Eu sei que pode parecer estranho um vampiro não queimar a luz do sol, mas havia um único jeito de isso acontecer. As pessoas que Sophia não reconheceu em sua visão eram o motivo de Dom Sebastião não queimar sob o sol, pois, mesmo sem ter consciência disso, Sebastião ingenuamente fizera um acordo com a família mais poderosa da Europa; era composta por vampiros e perdurou durante séculos. Mais tarde eu revelarei o nome já conhecido desta família.
- E eu o cumpri. Trouxe a pedra até você. – Respondeu Dom Sebastião, escondendo a vergonha de sua traição.
- Você pode ser rei, mas não tem nada de nobre! – Disse Sophia se aproximando de Sebastião. – Quem mais sabe que estou aqui?
Aquela pergunta se perdeu no ar, quando todos naquele ambiente, inclusive eu, ouvimos o som de seis corações distantes se aproximarem aos poucos daquele local. Sim, seis pessoas vinham em nossa direção.
- Sophia, eu não tive escolha, eu priorizei o que era melhor para mim. O que você teria feito?
Sophia o encarou, sentia muita raiva. Em sua cidade natal, na Grécia Antiga, ela aprendera a importância da palavra e da confiança. Apesar de a vida ter lhe ensinado que se deve confiar em poucas pessoas nesse mundo, ela ainda tinha esperança. E apesar de já ter sofrido bastante, a palavra não cumprida era uma das poucas coisas que irritavam a bruxa.

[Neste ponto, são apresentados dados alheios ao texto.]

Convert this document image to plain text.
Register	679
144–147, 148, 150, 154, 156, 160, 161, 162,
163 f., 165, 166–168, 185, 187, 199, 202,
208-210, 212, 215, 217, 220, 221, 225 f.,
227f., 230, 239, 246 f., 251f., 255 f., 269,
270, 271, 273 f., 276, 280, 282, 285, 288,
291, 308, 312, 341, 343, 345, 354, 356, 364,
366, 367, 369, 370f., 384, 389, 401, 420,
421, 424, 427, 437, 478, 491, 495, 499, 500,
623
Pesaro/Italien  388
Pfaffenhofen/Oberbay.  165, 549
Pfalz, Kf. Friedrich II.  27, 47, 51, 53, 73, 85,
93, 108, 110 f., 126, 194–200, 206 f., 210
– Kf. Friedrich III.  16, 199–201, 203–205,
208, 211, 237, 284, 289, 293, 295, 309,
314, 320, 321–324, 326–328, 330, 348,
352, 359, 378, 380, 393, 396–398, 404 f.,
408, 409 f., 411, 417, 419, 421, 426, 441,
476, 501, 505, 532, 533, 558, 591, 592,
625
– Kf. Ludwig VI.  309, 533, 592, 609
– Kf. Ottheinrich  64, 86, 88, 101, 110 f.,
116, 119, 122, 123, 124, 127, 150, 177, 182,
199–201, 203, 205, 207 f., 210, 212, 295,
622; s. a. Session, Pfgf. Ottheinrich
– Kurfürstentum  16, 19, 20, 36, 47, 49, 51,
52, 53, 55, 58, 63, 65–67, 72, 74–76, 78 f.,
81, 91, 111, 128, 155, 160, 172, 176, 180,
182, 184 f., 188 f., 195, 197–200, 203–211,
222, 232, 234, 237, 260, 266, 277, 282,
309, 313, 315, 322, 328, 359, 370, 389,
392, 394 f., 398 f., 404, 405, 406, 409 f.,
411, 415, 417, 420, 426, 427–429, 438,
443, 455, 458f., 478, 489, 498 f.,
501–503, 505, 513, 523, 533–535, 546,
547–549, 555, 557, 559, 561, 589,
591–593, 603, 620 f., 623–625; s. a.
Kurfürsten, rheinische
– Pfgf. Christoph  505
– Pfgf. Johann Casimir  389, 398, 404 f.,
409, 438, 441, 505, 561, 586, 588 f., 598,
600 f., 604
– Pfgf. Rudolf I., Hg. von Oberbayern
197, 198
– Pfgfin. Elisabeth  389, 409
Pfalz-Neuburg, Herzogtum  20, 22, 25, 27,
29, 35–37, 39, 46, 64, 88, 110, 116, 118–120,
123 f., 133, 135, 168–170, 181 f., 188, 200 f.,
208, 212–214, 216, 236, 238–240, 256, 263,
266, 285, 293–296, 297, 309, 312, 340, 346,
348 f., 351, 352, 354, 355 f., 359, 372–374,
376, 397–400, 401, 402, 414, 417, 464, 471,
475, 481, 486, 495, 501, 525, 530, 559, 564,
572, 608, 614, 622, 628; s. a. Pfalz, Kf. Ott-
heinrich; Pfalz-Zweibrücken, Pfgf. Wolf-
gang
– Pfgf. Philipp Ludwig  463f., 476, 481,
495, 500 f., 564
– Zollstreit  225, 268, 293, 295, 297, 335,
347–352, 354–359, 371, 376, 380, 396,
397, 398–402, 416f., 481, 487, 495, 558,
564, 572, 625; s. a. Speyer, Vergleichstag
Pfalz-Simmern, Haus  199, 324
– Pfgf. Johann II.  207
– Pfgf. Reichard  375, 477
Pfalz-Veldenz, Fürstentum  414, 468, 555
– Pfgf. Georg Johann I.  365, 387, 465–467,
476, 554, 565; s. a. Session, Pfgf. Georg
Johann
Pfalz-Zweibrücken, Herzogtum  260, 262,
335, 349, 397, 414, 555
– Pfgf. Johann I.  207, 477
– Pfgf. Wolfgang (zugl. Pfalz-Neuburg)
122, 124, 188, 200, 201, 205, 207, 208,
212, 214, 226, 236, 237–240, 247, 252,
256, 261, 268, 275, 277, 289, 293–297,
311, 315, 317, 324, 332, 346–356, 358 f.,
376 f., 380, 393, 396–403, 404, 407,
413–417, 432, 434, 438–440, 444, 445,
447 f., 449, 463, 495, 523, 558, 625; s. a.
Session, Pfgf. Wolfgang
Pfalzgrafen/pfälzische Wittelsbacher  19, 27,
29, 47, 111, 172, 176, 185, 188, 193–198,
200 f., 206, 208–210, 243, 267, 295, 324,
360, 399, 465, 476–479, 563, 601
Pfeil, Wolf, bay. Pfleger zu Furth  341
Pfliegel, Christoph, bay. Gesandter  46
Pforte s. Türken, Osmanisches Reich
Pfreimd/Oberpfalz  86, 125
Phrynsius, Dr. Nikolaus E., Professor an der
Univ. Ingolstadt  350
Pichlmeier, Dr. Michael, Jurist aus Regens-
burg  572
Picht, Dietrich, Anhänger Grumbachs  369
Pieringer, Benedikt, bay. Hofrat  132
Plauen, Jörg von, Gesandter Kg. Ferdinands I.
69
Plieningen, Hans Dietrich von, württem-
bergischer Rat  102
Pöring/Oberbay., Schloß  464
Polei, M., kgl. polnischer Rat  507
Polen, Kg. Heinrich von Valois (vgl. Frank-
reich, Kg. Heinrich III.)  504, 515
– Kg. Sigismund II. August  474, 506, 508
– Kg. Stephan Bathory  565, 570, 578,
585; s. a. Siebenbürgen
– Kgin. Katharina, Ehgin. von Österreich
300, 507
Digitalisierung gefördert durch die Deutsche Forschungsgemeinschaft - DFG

- Eu teria cumprido o nosso combinado!
- E agora... Vai me matar? – Perguntou Dom Sebastião, desafiando-a. Uma parte dentro dele queria lutar, pela primeira vez, como vampiro.
- Prefiro não sujar as mãos! – Responde ela, com indiferença. – Entretanto...
Naquele momento Sophia avançou contra Sebastião e, com as duas mãos, pressionou os dois lados de sua bochecha e o encarou nos olhos...Olhos perdidos, desiludidos, um tanto inocente e com um toque de culpa. O homem tentou usar a sua força de vampiro, que apesar de fisicamente ser muito superior a de qualquer bruxa ou bruxo, não conseguia, ao menos, se equiparar com a força sobrenatural da magia... E não era qualquer magia, pois Sophia estava canalizando a energia daquela floresta há semanas.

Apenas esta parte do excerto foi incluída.